At least 36 writers including Nayantara Sahgal, Ashok Vajpeyi, had returned their state awards in protest against the Sahitya Akademi's "muted response" to killings of writers and rationalists.
New Delhi:
Continuing their protest against what they call growing intolerance, prominent writers including those who had returned their Sahitya Akademi awards today wrote to the National Academy of Letters urging it reinvent itself.
"This is an urgent matter at this moment of spiraling hatred and intolerance," a group of 41 writers said a statement to the Akademi President, and also asked the literary body to "reinvent" itself.

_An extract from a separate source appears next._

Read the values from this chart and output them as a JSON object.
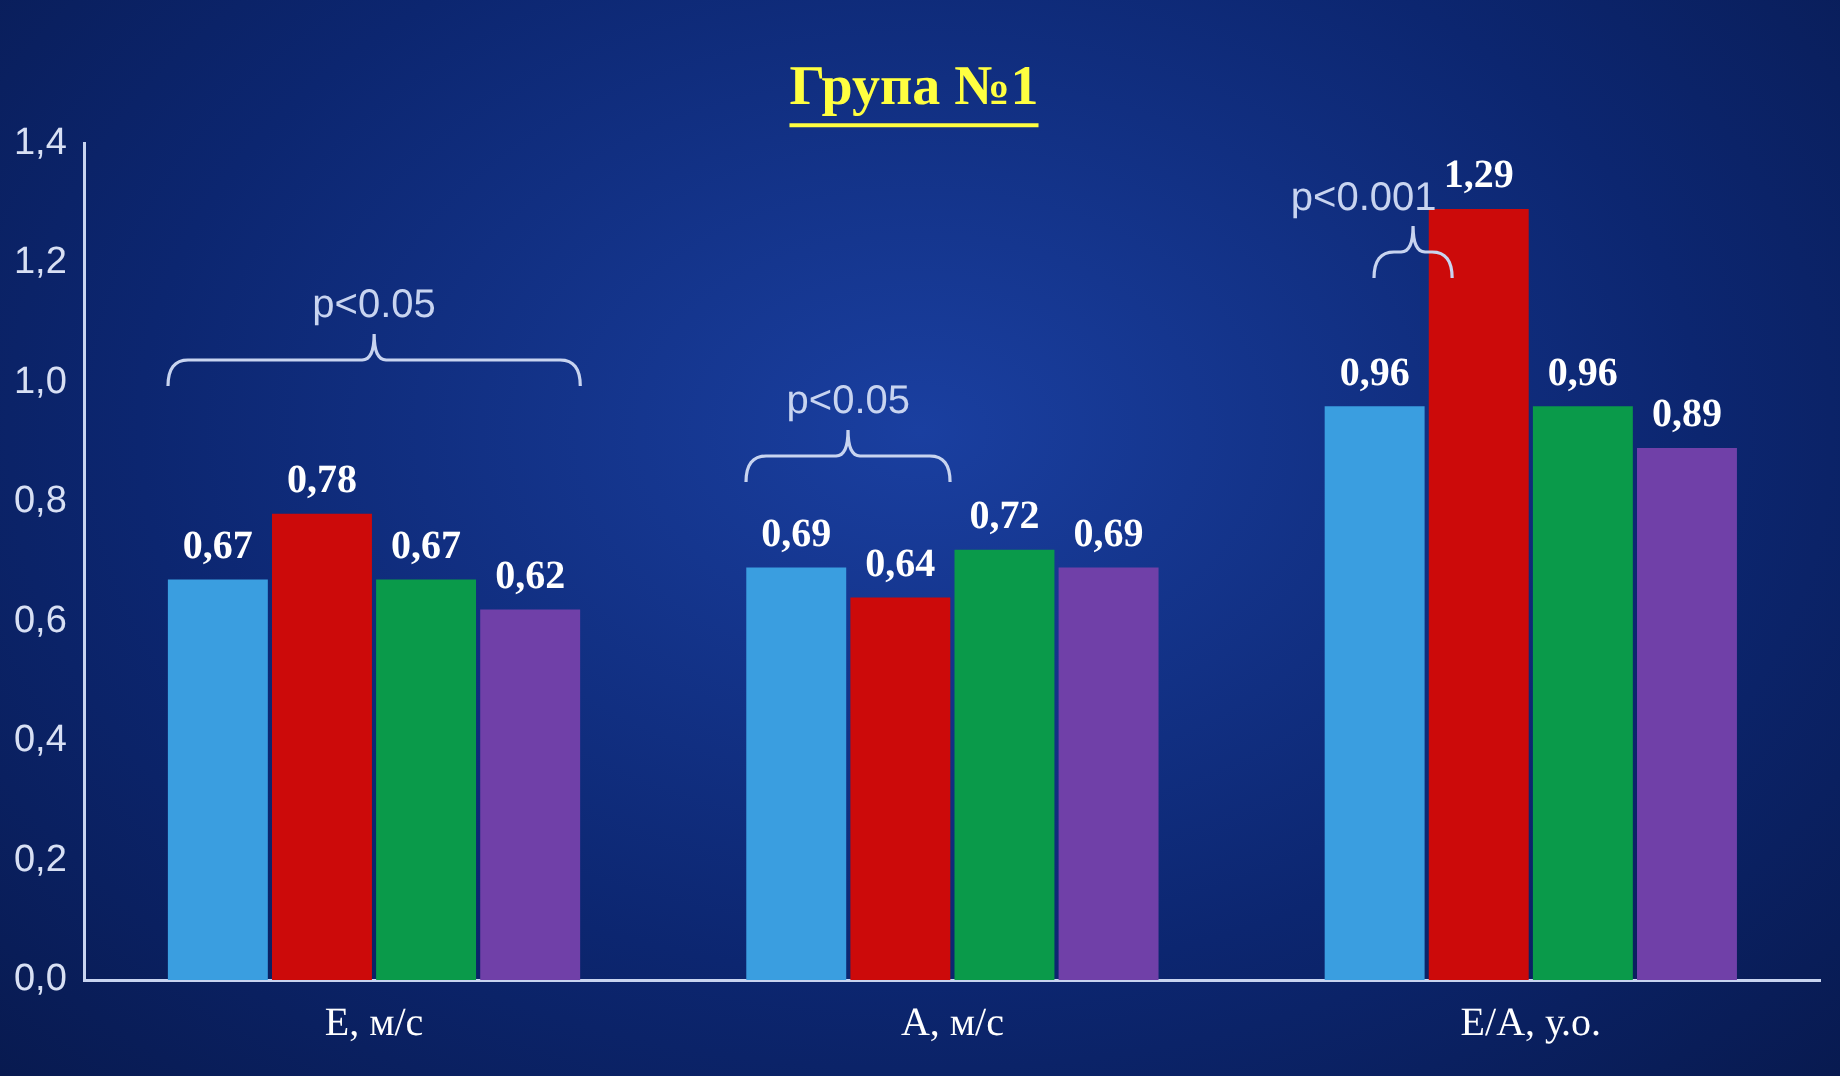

At least 36 writers including Nayantara Sahgal, Ashok Vajpeyi, had one after another returned their state awards in protest against the Akademi's "muted response" to killings of writers and rationalists, besides on incidents such as the Dadri lynching and the ink attack on aide to BJP veteran LK Advani Sudheendra Kulkarni's in Mumbai.

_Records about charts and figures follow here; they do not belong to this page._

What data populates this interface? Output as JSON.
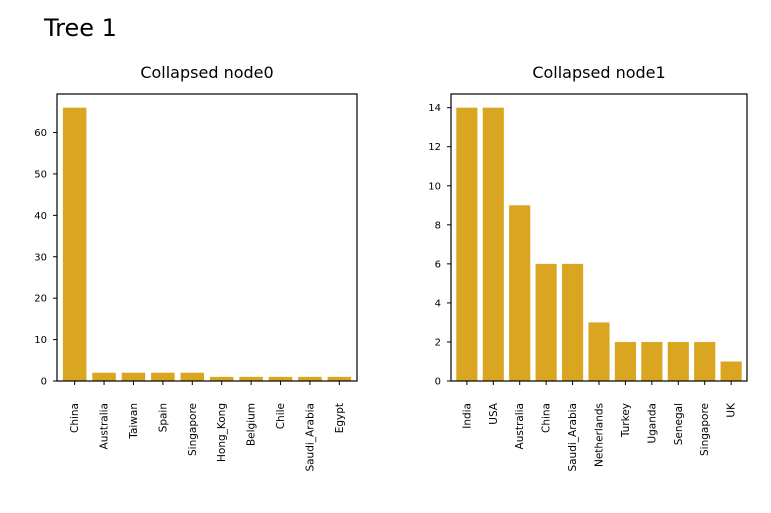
{
  "figure": {
    "title": "Tree 1"
  },
  "colors": {
    "bar": "#DAA520",
    "axis": "#000000"
  },
  "chart_data": [
    {
      "type": "bar",
      "title": "Collapsed node0",
      "xlabel": "",
      "ylabel": "",
      "categories": [
        "China",
        "Australia",
        "Taiwan",
        "Spain",
        "Singapore",
        "Hong_Kong",
        "Belgium",
        "Chile",
        "Saudi_Arabia",
        "Egypt"
      ],
      "values": [
        66,
        2,
        2,
        2,
        2,
        1,
        1,
        1,
        1,
        1
      ],
      "ylim": [
        0,
        69.3
      ],
      "yticks": [
        0,
        10,
        20,
        30,
        40,
        50,
        60
      ],
      "grid": false,
      "legend": "none"
    },
    {
      "type": "bar",
      "title": "Collapsed node1",
      "xlabel": "",
      "ylabel": "",
      "categories": [
        "India",
        "USA",
        "Australia",
        "China",
        "Saudi_Arabia",
        "Netherlands",
        "Turkey",
        "Uganda",
        "Senegal",
        "Singapore",
        "UK"
      ],
      "values": [
        14,
        14,
        9,
        6,
        6,
        3,
        2,
        2,
        2,
        2,
        1
      ],
      "ylim": [
        0,
        14.7
      ],
      "yticks": [
        0,
        2,
        4,
        6,
        8,
        10,
        12,
        14
      ],
      "grid": false,
      "legend": "none"
    }
  ]
}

Five writers had also stepped down from the literary body's official positions.
Yielding to the writers' unrelenting protests, the Akademi had on October 23 strongly condemned the killings of Kannada writer MM Kalburgi and others and supported the right to freedom of speech of every writer in the country, while urging litterateurs to take back the awards that they have returned.
Noting that the resolution could have come earlier, the writers said, "but now that it has come, we urge you to build on this resolution to rethink how the Akademi can truly support its constituency of all writers in India and, by extension, the people of the country."
"As writers, we strongly feel that the Akademi can play a real and positive role by being independent and autonomous; and by responding to the situations in a strong, humane and robust manner," it said.
The authors, who have written the letter include Nayantara Sahgal, Ashok Vajpeyi, Ganesh Devy, Githa Hariharan, Gurbachan Singh Bhullar, K Satchidanandan, Keki Daruwalla, Krishn Sobti, Kum Veerabhadrappa, Sara Joseph, Shashi Deshpande and Waryam Sandhu, among others.
Commenting on the Akademi's appeal to writers to "take back" their awards and positions in the literary body, the writers said, "Whatever each writer decides, may we jointly appeal, in turn, that the Akademi reinvent itself to connect with the India we writers, our readers, and our fellow citizens live in."